Si la baisse d'activité en 2020 reste un phénomène assez déconcertant pour les professionnels du Crédit, mais qu'ils tentent néanmoins de rationaliser, cela ne doit pas cacher un nouveau type d'usagers qui eux sont bel et bien une des conséquences de la crise sanitaire actuelle.

"Nous avons constaté de nouvelles catégories d'usagers depuis le printemps 2020. Des personnes qui travaillent dans les secteurs du tourisme et de la restauration. Des auto-entrepreneurs qui sont très sévèrement touchés par un chômage partiel ou un chômage tout court. Des saisonniers, des professions libérales qui n'arrivent plus a exercer leur métier et qui pour finir le mois viennent chez nous" selon Nadia Verlet, agent d'accueil et de guichet du Crédit municipal de Nice.

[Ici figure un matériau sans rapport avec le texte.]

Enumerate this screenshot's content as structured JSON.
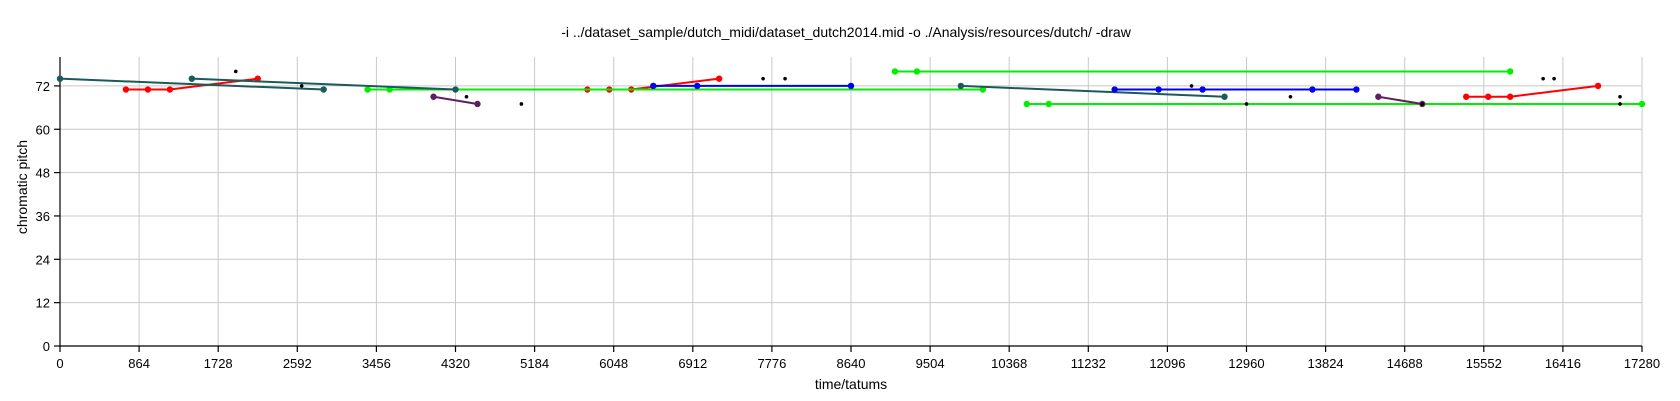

De nouveaux usagers qui s'ajoutent à une clientèle déjà en mutation précise Jean Daumas. " Il y a encore cinq ans, nous avions très peu de retraités. Idem pour des mères de familles, ou des salariés indépendants. De nouvelles catégories de personnes qui n'arrivent plus à faire les fins de mois, ou qui font fonctionner leur activité grâce aux biens engagés. Nous sommes le derniers remparts quand les banques ne prêtent plus. Les usagers apportent leur bien. Avec une pièce d'identité et un justificatif de domicile on peut débloquer de l'argent immédiatement jusqu'à 3 000 euros en espèce. Le montant moyen de nos prêts est de 840 euros".

Le saviez-vous ?

Le Crédit municipal est comme indiqué plus haut, souvent appelé le Mont-de- piété, chez ma tante ou le clou. D’où viennent ces appellations ?

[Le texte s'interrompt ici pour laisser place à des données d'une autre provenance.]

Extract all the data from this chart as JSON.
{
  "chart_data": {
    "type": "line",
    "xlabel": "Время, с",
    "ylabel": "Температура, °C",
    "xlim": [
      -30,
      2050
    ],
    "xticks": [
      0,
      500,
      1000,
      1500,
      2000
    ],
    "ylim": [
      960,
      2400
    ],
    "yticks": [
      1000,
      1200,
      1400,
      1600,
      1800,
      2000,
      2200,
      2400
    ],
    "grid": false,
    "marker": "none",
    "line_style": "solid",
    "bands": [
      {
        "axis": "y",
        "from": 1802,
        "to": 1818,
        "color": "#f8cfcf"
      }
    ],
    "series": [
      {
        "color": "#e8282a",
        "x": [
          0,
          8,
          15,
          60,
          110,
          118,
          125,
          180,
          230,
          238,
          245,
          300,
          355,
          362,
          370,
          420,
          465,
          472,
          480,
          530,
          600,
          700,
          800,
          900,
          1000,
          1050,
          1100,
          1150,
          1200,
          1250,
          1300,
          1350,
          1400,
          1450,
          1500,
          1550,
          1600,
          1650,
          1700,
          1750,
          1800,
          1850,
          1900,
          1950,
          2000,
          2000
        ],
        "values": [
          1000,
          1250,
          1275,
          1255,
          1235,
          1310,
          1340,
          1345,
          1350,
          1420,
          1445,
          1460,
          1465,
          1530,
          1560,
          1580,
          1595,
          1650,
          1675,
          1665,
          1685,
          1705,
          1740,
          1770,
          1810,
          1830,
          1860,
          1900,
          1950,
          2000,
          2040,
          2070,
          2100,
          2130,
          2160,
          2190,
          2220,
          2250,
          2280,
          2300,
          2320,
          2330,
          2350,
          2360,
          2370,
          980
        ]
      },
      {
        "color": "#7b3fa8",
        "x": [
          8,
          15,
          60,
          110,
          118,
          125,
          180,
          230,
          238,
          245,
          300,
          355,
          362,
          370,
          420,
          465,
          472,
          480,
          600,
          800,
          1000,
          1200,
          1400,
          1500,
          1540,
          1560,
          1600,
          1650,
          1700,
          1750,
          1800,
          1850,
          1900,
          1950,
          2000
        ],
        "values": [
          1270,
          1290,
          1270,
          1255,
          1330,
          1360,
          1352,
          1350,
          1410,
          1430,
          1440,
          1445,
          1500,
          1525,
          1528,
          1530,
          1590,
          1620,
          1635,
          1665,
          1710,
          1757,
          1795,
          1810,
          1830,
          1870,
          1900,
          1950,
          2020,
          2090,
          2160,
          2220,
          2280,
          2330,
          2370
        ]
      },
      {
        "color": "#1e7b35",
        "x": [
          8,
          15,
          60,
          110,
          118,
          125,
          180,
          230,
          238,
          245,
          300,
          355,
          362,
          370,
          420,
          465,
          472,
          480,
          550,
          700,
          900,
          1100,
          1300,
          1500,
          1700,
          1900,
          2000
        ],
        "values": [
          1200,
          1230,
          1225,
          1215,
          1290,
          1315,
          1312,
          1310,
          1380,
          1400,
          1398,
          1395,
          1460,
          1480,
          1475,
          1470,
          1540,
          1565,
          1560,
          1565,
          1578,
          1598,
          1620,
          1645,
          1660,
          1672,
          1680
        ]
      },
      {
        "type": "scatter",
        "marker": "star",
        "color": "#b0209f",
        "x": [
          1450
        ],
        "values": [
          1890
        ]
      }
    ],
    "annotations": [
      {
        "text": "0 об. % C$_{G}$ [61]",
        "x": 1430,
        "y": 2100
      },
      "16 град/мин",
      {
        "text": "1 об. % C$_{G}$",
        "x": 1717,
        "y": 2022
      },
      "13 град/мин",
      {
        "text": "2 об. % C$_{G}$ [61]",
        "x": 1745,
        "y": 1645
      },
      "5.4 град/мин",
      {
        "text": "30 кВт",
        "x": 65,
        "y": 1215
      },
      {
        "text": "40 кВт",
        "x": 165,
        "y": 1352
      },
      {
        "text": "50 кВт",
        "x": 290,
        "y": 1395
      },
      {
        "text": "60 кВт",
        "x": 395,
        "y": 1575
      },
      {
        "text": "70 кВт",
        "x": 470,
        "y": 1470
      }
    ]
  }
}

> La première nous vient au XVI e siècle de l’Italien. Elle est une traduction très libre de « monte di pieta » qui voulait dire « crédit de pitié ».

> La seconde date du XIX e. C’est un terme ironique qui vient de ces personnes qui, ne voulant pas avouer leur recours au prêt sur gage, expliquaient leur soudaine rentrée d’argent par un apport venu de la proche famille. Pourquoi la « tante » plutôt que la belle-mère ? Certains l’expliquent par l’utilisation du féminin de « oncle » qui, en Belgique au XVIIe, désignait un prêteur sur gage.

> La dernière image, datant de la même époque et venant des « clous », où les objets mis en dépôt étaient supposés être accrochés.